Правда, у Толстого Федор Иоаннович не совсем такой. Но тем более он нецензурен. Царю полагается быть обязательно в генеральском мундире и пить чару за здоровье храброго воинства. Иначе — уже умаление «царской власти». Разрешили «Федора Иоанновича» не {248} без труда, благодаря связям Суворина. У старика был нюх по части успеха. Суворина очень отговаривали поручить роль Федора молодому актеру. Дескать, роль трагическая (хотя, по признанию самого автора, она совсем не трагическая, а пассивная, страдательная), и как же после мальчика — сапожного подмастерья подняться до царя и пр. и пр.? Но Суворин угадал. В Орленеве, и по фигуре, и по голосу, и по всей его повадке, было много подходящего для Федора. Водевильный простак победил.
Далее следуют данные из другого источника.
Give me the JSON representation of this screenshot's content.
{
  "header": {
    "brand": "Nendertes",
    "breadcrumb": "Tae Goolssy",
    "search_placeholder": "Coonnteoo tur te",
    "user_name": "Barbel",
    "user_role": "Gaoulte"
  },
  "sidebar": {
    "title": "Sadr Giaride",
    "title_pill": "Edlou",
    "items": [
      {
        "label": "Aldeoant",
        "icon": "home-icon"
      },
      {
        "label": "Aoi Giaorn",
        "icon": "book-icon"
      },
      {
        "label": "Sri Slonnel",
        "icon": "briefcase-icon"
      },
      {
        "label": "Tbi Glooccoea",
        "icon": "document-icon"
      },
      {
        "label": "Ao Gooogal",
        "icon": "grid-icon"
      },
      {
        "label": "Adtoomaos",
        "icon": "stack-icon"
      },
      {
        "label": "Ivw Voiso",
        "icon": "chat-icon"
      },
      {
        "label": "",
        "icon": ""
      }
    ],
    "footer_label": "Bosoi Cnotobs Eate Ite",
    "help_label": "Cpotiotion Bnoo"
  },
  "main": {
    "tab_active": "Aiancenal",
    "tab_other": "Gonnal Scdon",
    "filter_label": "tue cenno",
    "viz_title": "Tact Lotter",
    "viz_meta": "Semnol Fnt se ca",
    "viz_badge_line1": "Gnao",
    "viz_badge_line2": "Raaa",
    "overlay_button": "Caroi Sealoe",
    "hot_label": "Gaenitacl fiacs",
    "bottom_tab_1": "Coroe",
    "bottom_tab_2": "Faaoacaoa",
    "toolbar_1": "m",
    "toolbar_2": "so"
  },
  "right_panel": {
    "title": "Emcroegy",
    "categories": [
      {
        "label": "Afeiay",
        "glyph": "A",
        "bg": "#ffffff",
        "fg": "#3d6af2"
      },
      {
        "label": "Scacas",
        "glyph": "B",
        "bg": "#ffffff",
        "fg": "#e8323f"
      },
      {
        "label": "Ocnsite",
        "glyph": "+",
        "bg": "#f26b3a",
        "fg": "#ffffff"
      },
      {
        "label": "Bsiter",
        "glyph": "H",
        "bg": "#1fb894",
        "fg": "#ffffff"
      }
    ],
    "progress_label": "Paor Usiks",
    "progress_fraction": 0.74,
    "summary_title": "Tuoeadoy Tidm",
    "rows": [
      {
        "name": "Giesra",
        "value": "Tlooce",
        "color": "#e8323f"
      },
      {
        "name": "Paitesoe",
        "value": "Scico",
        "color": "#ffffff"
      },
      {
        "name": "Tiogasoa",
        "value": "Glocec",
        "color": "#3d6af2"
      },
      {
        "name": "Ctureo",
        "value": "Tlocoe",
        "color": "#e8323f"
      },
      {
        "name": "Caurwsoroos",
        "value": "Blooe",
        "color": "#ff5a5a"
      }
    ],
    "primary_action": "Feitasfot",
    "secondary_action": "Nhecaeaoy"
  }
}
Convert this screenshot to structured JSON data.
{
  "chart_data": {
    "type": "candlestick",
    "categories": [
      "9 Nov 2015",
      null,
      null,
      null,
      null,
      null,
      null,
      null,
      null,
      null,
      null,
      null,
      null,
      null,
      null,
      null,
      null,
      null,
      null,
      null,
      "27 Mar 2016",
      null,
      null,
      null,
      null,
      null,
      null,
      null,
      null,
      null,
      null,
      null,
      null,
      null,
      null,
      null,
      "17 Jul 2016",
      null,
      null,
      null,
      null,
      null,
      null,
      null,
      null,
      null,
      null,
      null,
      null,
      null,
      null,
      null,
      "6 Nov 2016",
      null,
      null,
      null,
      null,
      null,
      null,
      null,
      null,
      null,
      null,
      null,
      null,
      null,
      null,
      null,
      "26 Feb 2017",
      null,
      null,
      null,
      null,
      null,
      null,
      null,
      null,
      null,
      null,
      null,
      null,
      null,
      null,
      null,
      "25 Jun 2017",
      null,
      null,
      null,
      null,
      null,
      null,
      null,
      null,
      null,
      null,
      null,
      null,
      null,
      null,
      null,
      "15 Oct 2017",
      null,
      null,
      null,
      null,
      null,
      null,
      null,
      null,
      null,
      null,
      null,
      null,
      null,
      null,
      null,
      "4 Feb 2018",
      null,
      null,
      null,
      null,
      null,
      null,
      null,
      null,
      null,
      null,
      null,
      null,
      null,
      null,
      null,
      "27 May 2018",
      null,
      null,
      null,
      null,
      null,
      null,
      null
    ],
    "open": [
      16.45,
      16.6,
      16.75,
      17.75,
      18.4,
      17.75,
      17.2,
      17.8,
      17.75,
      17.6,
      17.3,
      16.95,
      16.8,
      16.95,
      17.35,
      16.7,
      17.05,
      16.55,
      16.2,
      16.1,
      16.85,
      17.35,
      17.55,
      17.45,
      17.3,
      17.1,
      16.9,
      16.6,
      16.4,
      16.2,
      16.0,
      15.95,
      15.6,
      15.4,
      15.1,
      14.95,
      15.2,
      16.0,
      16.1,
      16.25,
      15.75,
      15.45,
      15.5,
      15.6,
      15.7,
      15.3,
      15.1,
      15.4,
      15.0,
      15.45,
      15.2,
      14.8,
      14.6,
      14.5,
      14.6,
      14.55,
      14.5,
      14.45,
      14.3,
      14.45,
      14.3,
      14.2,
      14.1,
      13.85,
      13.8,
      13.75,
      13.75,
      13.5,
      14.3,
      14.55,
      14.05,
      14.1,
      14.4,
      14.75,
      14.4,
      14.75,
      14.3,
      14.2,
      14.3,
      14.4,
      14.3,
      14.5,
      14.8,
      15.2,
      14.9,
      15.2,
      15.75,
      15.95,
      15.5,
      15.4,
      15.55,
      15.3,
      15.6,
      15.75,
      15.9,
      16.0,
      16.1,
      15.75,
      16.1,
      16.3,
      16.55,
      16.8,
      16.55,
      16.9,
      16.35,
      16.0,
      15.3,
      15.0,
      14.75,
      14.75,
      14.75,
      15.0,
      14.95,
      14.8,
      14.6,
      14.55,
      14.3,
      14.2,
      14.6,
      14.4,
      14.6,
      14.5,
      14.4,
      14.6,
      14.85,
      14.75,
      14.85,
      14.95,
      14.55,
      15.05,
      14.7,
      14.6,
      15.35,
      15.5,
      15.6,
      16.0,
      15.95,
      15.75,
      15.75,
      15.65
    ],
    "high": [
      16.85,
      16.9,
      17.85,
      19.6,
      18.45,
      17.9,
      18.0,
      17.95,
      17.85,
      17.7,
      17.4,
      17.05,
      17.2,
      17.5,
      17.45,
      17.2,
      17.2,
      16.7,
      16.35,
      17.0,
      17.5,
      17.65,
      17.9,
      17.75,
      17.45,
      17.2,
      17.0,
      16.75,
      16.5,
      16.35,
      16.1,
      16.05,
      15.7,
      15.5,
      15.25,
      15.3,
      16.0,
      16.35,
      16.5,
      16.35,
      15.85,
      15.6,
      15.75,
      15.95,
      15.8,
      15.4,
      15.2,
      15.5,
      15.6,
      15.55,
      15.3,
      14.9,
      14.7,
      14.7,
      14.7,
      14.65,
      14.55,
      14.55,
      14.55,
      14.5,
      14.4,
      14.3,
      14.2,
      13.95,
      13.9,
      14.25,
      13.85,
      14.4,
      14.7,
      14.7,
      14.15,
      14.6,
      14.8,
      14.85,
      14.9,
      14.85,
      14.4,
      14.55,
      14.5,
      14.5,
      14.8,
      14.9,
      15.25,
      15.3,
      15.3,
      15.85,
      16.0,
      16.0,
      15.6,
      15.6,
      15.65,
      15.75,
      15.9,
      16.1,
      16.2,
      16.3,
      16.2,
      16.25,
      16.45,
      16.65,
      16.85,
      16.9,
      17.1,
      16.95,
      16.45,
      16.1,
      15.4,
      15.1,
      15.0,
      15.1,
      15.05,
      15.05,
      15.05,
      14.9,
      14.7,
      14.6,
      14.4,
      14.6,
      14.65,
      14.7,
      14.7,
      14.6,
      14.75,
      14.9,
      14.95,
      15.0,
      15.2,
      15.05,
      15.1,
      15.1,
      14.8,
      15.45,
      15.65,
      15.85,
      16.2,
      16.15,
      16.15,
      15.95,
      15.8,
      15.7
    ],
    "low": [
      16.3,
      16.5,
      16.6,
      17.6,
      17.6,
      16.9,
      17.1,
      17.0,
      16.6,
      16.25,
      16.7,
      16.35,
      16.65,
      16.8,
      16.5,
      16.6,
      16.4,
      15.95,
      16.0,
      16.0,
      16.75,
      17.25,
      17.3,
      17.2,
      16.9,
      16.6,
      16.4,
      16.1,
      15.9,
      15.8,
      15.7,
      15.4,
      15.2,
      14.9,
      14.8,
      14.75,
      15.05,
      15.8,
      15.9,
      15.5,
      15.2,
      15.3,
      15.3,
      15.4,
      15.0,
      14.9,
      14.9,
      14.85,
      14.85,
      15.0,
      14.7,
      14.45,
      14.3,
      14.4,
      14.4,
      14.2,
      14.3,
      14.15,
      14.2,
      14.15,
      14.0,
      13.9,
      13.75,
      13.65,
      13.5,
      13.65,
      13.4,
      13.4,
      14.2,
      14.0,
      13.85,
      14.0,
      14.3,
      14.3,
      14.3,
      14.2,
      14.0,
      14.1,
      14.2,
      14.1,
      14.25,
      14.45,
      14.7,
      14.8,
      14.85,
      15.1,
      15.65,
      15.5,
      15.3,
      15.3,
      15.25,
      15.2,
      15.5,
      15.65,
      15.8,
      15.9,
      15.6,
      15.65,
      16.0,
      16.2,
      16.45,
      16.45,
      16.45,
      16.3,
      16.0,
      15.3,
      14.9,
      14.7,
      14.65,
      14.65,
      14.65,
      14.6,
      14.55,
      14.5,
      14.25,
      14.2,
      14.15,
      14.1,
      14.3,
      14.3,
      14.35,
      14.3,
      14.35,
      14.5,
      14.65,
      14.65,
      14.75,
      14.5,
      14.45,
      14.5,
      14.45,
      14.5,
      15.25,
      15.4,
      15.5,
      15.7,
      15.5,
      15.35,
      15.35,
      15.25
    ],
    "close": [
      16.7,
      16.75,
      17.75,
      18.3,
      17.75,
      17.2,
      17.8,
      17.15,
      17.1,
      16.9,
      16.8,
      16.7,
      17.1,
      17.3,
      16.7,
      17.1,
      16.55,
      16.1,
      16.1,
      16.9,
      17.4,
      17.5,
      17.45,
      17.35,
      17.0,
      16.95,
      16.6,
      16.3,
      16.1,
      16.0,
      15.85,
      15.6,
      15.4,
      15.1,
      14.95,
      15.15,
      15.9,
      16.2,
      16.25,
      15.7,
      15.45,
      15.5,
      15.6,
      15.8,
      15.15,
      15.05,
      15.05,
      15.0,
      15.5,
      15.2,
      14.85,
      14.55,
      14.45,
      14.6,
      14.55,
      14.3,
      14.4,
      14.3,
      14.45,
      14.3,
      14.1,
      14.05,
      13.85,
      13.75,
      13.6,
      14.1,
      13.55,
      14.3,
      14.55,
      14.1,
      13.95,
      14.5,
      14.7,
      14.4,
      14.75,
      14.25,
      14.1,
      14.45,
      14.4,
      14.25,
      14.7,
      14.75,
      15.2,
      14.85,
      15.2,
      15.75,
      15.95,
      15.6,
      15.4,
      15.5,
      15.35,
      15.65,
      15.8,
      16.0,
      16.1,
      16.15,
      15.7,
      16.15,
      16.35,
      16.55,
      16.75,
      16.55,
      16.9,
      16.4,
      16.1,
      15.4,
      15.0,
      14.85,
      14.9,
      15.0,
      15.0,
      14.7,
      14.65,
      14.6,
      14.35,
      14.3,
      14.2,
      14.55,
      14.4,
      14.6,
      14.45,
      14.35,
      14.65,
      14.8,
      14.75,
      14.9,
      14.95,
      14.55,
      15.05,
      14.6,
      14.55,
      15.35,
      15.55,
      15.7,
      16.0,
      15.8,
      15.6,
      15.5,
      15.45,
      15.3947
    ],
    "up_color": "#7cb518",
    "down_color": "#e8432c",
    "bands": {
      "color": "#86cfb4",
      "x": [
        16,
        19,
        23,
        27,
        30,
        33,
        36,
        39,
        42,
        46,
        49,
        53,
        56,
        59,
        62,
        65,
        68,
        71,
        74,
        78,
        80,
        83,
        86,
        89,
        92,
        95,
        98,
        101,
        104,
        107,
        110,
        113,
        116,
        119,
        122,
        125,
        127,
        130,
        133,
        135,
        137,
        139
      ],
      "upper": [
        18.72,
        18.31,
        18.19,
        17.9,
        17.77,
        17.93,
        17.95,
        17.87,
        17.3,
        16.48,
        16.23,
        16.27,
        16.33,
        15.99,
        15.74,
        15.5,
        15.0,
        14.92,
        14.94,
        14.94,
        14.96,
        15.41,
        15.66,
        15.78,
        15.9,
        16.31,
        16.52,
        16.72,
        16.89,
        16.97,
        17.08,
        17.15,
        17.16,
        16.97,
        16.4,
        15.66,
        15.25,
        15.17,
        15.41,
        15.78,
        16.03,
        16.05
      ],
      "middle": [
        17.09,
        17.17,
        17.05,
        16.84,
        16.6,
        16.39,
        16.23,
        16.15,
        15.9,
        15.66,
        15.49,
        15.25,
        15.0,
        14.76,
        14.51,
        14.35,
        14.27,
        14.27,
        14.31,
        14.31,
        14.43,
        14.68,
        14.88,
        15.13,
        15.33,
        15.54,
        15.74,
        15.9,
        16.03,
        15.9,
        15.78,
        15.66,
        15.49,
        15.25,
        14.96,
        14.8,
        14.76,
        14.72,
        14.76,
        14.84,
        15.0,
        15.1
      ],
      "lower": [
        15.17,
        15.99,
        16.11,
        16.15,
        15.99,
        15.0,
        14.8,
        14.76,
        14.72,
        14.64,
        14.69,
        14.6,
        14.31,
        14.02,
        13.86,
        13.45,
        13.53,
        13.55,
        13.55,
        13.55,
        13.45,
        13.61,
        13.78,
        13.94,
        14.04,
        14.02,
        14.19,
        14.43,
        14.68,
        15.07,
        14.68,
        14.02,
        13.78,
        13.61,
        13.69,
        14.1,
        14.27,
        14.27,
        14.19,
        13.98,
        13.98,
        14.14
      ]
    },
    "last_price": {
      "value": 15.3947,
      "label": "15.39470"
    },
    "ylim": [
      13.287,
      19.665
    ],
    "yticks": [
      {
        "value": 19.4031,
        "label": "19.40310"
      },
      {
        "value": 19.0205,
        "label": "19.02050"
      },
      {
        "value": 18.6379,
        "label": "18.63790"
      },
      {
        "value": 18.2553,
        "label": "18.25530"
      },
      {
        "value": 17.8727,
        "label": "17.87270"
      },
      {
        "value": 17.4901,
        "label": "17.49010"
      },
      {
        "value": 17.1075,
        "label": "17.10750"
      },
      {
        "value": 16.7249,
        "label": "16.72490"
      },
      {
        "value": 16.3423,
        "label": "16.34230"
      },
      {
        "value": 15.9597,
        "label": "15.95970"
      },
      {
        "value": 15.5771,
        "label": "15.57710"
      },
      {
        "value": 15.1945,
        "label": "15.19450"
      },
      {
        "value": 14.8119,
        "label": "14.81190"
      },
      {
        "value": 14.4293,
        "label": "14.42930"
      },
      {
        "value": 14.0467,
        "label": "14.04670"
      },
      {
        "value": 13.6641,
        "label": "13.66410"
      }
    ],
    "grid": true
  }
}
С этого момента Орленев возвеличен был славой рекламой. Случилось то, что всегда бывает в жизни художника: он остается неоценимым, когда работает только материалом собственным, личным. Он становится славен и знаменит, когда к материалу личному присоединяет благодарный, удачный, впору пришедшийся материал сюжета и натуры. Материал становится союзником и выносит, как волна пловца, на желанный берег.

Трагедия Ал. Толстого Имела огромный успех не только благодаря несомненным поэтическим и театральным достоинствам, но и потому, главным образом, что цари прискучили своей вечной генеральской формой, и царь-пономарь, царь — жалкий и дряблый, царь — слабый, ничтожный человек, царь-студень — в этом была пикантность трагедии. Федора Иоанновича, кстати, тогда сближали с Николаем II. Вообще тут была тема для размышлений.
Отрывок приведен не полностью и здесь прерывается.